In the big picture, House Speaker Mike Johnson (R‑LA) is finding himself between the same rock and a hard place that his predecessor did. House Republicans do not have the option of passing a funding deal without Democratic support in the Senate, necessitating negotiations that require a give‐​and‐​take approach that will leave much to be desired for both sides of the political aisle.

The January 2024 funding deal bakes in higher government spending levels, with modest restraints from capping the use of budget gimmicks and holding the line on new emergency spending. On the flip side, this deal continues business as usual, relying on budget gimmicks and emergency designations to pad topline spending, while falling short of cutting spending back to pre‐​pandemic levels or holding the line on limiting spending to no more than fiscal year 2023’s levels.

What this tells us is that neither Democrats nor Republicans are ready to face the US government’s rapidly deteriorating fiscal situation. This is a deal to avoid a government shutdown during an election year, but not much else.

The Spending is in the Details

The January 2024 spending deal includes $886.3 billion in defense and $772.7 billion in nondefense spending (base nondefense is $703.7) for a $1.659 trillion total. The nondefense topline includes $69 billion in extra spending originally agreed to in a May debt limit side deal between former House Speaker McCarthy (R‑CA) and the White House. It offsets some of this additional spending with cuts to the IRS ($20.2 billion) and by rescinding unspent COVID-19 and other emergency funds ($6.1 billion).

The deal also continues disaster‐​related emergency spending, sticking with the previous year’s level of $12.5 billion (rather than the $23 billion the Senate was asking for). The common CHIMPs (changes in mandatory programs) gimmick is included as well but capped at a lower amount than was the case in the May debt limit agreement ($15 billion, instead of $25 billion). Earmarks will also rear their ugly head yet again.

Does this Deal Establish a New Precedent for Fiscal Restraint?

The Johnson‐​Shumer budget deal fails to return discretionary spending to pre‐​pandemic levels, boosting spending by about $300 billion, before accounting for the roughly 20 percent inflation the US experienced since 2020. The deal also boosts topline spending above 2023 levels, before accounting for inflation. The deal falls short by these objective measures of fiscal restraint.

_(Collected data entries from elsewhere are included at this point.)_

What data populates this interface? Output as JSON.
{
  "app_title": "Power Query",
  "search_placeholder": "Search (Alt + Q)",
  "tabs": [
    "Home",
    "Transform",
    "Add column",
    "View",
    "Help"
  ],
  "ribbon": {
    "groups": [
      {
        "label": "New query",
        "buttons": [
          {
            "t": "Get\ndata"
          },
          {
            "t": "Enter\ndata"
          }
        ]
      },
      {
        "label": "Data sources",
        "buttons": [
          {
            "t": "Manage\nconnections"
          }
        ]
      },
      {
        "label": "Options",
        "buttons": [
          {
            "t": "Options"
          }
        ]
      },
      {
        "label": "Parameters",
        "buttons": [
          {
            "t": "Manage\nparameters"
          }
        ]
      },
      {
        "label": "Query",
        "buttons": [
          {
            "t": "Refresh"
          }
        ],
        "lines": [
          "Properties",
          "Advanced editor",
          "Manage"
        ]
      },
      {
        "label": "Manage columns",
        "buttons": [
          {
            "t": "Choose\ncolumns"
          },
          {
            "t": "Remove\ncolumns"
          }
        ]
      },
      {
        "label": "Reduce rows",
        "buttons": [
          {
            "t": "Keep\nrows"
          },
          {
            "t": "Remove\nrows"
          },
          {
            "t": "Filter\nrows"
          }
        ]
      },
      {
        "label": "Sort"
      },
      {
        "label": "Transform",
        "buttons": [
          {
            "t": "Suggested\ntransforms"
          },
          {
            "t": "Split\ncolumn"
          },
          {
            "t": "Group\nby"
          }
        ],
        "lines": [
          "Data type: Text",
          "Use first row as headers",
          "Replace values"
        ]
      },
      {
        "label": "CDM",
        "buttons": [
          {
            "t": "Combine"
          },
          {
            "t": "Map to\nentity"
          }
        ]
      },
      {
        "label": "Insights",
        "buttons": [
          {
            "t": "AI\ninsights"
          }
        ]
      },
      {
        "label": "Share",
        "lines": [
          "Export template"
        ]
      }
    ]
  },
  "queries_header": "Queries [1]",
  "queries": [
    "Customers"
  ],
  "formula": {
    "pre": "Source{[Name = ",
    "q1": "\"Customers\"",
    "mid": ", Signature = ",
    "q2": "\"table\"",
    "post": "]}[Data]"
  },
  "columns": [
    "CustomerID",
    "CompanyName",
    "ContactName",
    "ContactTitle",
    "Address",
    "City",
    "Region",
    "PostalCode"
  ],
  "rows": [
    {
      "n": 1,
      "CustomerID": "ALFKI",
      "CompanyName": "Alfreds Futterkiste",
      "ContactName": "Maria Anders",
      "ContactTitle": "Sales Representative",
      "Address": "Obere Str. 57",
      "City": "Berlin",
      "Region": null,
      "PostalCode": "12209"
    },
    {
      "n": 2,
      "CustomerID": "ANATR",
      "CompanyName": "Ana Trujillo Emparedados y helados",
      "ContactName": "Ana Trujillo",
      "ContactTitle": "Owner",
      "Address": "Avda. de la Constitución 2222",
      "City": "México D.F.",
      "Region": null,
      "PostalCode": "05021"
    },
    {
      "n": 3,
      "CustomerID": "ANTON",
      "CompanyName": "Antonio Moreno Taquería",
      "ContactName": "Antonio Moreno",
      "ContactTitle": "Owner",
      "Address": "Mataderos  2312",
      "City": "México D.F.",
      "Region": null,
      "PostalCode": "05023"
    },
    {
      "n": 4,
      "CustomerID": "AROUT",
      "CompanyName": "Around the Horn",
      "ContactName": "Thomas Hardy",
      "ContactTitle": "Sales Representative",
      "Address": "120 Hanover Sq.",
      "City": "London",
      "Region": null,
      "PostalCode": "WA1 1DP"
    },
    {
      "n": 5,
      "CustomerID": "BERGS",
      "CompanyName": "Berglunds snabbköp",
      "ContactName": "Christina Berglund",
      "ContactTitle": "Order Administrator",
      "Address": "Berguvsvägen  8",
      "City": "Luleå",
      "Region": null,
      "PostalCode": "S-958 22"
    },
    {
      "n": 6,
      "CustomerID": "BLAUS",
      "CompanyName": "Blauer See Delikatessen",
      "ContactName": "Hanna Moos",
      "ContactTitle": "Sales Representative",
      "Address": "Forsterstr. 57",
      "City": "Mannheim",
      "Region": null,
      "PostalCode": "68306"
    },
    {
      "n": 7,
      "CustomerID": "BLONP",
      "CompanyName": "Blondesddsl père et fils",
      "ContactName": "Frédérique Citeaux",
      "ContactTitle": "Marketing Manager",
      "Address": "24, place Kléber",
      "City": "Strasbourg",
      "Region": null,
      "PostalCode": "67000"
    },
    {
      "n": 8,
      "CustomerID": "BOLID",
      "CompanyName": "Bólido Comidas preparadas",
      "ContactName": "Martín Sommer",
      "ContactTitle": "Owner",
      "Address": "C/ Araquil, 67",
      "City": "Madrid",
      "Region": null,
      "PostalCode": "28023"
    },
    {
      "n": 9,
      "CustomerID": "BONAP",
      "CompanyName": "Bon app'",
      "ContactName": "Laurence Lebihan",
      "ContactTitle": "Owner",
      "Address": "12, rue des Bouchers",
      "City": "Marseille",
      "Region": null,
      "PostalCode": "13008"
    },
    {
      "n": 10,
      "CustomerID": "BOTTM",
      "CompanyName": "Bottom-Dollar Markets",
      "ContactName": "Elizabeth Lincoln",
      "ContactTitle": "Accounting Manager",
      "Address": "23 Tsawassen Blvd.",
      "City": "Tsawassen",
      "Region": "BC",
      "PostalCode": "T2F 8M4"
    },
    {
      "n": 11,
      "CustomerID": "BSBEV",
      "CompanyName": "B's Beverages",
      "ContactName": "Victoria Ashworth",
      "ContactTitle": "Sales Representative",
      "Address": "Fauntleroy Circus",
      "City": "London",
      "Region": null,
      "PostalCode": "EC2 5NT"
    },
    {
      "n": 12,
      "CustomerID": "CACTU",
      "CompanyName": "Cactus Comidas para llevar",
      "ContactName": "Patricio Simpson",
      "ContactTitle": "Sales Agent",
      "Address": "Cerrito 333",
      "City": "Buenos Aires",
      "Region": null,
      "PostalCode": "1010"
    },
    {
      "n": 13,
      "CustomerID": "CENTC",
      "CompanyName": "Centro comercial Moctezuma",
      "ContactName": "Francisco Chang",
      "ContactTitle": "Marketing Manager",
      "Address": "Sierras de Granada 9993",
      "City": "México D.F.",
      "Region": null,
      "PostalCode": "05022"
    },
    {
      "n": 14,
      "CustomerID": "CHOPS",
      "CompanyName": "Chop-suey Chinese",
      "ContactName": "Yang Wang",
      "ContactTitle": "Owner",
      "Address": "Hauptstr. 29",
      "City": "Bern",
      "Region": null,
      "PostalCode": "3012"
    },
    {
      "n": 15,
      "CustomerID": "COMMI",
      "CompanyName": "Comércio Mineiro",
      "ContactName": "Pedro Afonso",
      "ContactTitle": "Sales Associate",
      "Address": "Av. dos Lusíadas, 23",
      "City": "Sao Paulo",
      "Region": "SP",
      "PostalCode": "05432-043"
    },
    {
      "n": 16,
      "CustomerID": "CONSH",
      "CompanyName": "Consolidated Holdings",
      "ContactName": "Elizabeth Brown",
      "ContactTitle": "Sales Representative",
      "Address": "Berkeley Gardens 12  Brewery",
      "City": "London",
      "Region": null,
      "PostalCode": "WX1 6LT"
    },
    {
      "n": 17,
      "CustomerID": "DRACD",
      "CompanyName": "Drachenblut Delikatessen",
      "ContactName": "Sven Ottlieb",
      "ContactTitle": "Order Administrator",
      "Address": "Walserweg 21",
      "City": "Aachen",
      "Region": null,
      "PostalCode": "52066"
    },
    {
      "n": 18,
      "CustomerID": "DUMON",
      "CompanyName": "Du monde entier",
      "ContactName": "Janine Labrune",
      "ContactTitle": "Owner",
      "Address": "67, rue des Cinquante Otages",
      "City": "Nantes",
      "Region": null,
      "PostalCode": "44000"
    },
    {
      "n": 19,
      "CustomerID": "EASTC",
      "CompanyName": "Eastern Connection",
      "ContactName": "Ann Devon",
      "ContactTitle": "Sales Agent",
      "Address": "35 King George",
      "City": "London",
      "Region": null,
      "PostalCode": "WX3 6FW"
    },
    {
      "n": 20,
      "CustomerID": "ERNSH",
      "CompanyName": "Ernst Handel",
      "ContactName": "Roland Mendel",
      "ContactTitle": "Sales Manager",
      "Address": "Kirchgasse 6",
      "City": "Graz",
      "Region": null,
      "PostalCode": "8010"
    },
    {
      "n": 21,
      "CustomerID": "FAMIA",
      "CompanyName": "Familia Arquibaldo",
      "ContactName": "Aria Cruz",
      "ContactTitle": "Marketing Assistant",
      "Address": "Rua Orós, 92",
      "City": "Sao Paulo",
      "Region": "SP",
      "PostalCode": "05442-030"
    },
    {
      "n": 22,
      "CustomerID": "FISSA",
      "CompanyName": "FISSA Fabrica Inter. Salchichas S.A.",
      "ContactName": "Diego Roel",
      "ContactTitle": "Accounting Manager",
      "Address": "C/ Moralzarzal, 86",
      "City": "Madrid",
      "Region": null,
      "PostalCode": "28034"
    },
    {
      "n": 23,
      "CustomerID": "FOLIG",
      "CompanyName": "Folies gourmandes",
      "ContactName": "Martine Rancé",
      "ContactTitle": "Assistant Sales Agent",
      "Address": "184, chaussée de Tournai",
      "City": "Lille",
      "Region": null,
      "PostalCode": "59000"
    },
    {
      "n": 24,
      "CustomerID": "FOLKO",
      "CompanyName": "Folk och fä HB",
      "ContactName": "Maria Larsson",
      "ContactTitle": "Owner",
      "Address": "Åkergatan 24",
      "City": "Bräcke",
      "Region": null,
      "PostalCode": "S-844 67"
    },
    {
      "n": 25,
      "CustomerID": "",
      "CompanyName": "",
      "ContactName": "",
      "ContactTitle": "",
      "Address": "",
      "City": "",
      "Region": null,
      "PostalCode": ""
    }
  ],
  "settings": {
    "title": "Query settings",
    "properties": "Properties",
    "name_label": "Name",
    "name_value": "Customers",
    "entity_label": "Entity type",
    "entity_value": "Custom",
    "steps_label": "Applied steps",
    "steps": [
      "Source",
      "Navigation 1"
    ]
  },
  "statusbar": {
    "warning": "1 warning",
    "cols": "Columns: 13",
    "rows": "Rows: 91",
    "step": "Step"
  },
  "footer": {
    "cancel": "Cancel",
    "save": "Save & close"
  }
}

It reduces spending compared to the May debt limit deal when accounting for side deals and rejects new emergency spending designations, as requested by Senate Democrats (we wrote about these previously here). As such, it secures a small victory for fiscal restraint. That is, assuming it holds, without additional emergency supplemental spending and other final budget shenanigans once the ink is dry.

This deal still has a long way to go before being enacted. Still up for discussion are GOP border measures, Biden’s emergency supplemental request to support Ukraine, Israel, Taiwan, and more, as well as policy riders, and whether Congress will try to address the broader fiscal challenge by attaching a congressional commission bill to smooth final passage. Should they proceed with such a commission, it’s important that they give it real teeth so it stands a chance to succeed.